(Source: MIRS.news, Published 11/1/2022) A total of 68% of 110 former state lawmakers said they would serve in the Legislature again if given a chance, according to a University of Michigan study published Tuesday.
Some of them may soon get that chance.
Voters are projected to adopt Proposal 1 next Tuesday, which would allow state legislators to serve a combined 12 years in the state Legislature. Currently, House members are capped at three two-year terms and senators are capped at two four-year terms.
Proposal 1 would allow former House members who didn't serve in the Senate to return for six more House years.

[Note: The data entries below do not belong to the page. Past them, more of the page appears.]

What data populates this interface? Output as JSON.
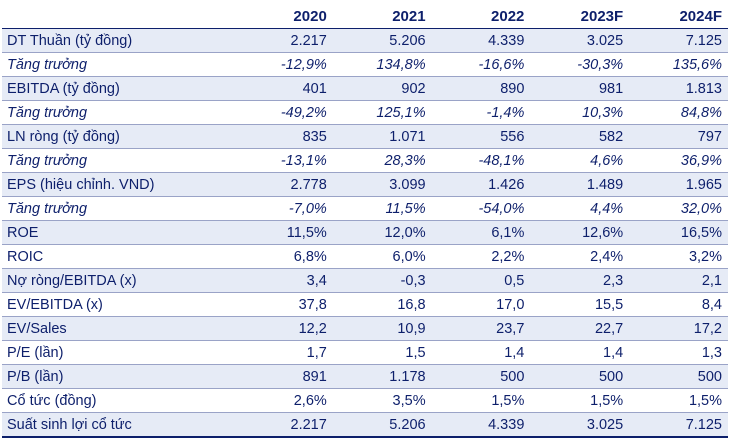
{
  "table": {
    "headers": [
      "",
      "2020",
      "2021",
      "2022",
      "2023F",
      "2024F"
    ],
    "rows": [
      {
        "label": "DT Thuần (tỷ đồng)",
        "values": [
          "2.217",
          "5.206",
          "4.339",
          "3.025",
          "7.125"
        ],
        "italic": false
      },
      {
        "label": "Tăng trưởng",
        "values": [
          "-12,9%",
          "134,8%",
          "-16,6%",
          "-30,3%",
          "135,6%"
        ],
        "italic": true
      },
      {
        "label": "EBITDA (tỷ đồng)",
        "values": [
          "401",
          "902",
          "890",
          "981",
          "1.813"
        ],
        "italic": false
      },
      {
        "label": "Tăng trưởng",
        "values": [
          "-49,2%",
          "125,1%",
          "-1,4%",
          "10,3%",
          "84,8%"
        ],
        "italic": true
      },
      {
        "label": "LN ròng (tỷ đồng)",
        "values": [
          "835",
          "1.071",
          "556",
          "582",
          "797"
        ],
        "italic": false
      },
      {
        "label": "Tăng trưởng",
        "values": [
          "-13,1%",
          "28,3%",
          "-48,1%",
          "4,6%",
          "36,9%"
        ],
        "italic": true
      },
      {
        "label": "EPS (hiệu chỉnh. VND)",
        "values": [
          "2.778",
          "3.099",
          "1.426",
          "1.489",
          "1.965"
        ],
        "italic": false
      },
      {
        "label": "Tăng trưởng",
        "values": [
          "-7,0%",
          "11,5%",
          "-54,0%",
          "4,4%",
          "32,0%"
        ],
        "italic": true
      },
      {
        "label": "ROE",
        "values": [
          "11,5%",
          "12,0%",
          "6,1%",
          "12,6%",
          "16,5%"
        ],
        "italic": false
      },
      {
        "label": "ROIC",
        "values": [
          "6,8%",
          "6,0%",
          "2,2%",
          "2,4%",
          "3,2%"
        ],
        "italic": false
      },
      {
        "label": "Nợ ròng/EBITDA (x)",
        "values": [
          "3,4",
          "-0,3",
          "0,5",
          "2,3",
          "2,1"
        ],
        "italic": false
      },
      {
        "label": "EV/EBITDA (x)",
        "values": [
          "37,8",
          "16,8",
          "17,0",
          "15,5",
          "8,4"
        ],
        "italic": false
      },
      {
        "label": "EV/Sales",
        "values": [
          "12,2",
          "10,9",
          "23,7",
          "22,7",
          "17,2"
        ],
        "italic": false
      },
      {
        "label": "P/E (lần)",
        "values": [
          "1,7",
          "1,5",
          "1,4",
          "1,4",
          "1,3"
        ],
        "italic": false
      },
      {
        "label": "P/B (lần)",
        "values": [
          "891",
          "1.178",
          "500",
          "500",
          "500"
        ],
        "italic": false
      },
      {
        "label": "Cổ tức (đồng)",
        "values": [
          "2,6%",
          "3,5%",
          "1,5%",
          "1,5%",
          "1,5%"
        ],
        "italic": false
      },
      {
        "label": "Suất sinh lợi cổ tức",
        "values": [
          "2.217",
          "5.206",
          "4.339",
          "3.025",
          "7.125"
        ],
        "italic": false
      }
    ]
  },
  "colors": {
    "text": "#0d1f6b",
    "stripe": "#e6ebf6",
    "rule": "#9aa3c7"
  }
}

Of those who responded to the survey, 66% served only in the House while 29% served in both.
The survey was overseen by Rusty Hills, a longtime Republican Party political official who is now a lecturer at the University of Michigan's Ford School of Public Policy. He conducted the survey between May 17, 2020, and Feb. 21, 2021 through email. Hills invited 308 former legislators to participate. The response rate was 35.7%
It found that 67% of these respondents favor reforming term limits and 27% favor abolishing them altogether. A final 6% favored leaving them as they are.
Of the two-thirds majority who favored reforming term limits the most common alternative is to extend the allowable time in office with 12 years being the most common target mentioned.
On another question, 78% said they wouldn’t do anything differently in spending time with lobbyists while 16% said they would spend more time with lobbyists because of their greater knowledge of specific issues. A final 6% said they would spend less time with lobbyists because they're paid to advocate for specific position.
"This survey underscores the desire for some change, from both sides of the aisle," Hills said. "These public servants want the Legislature to work better for everybody, so their opinions and comments are particularly relevant during this election season."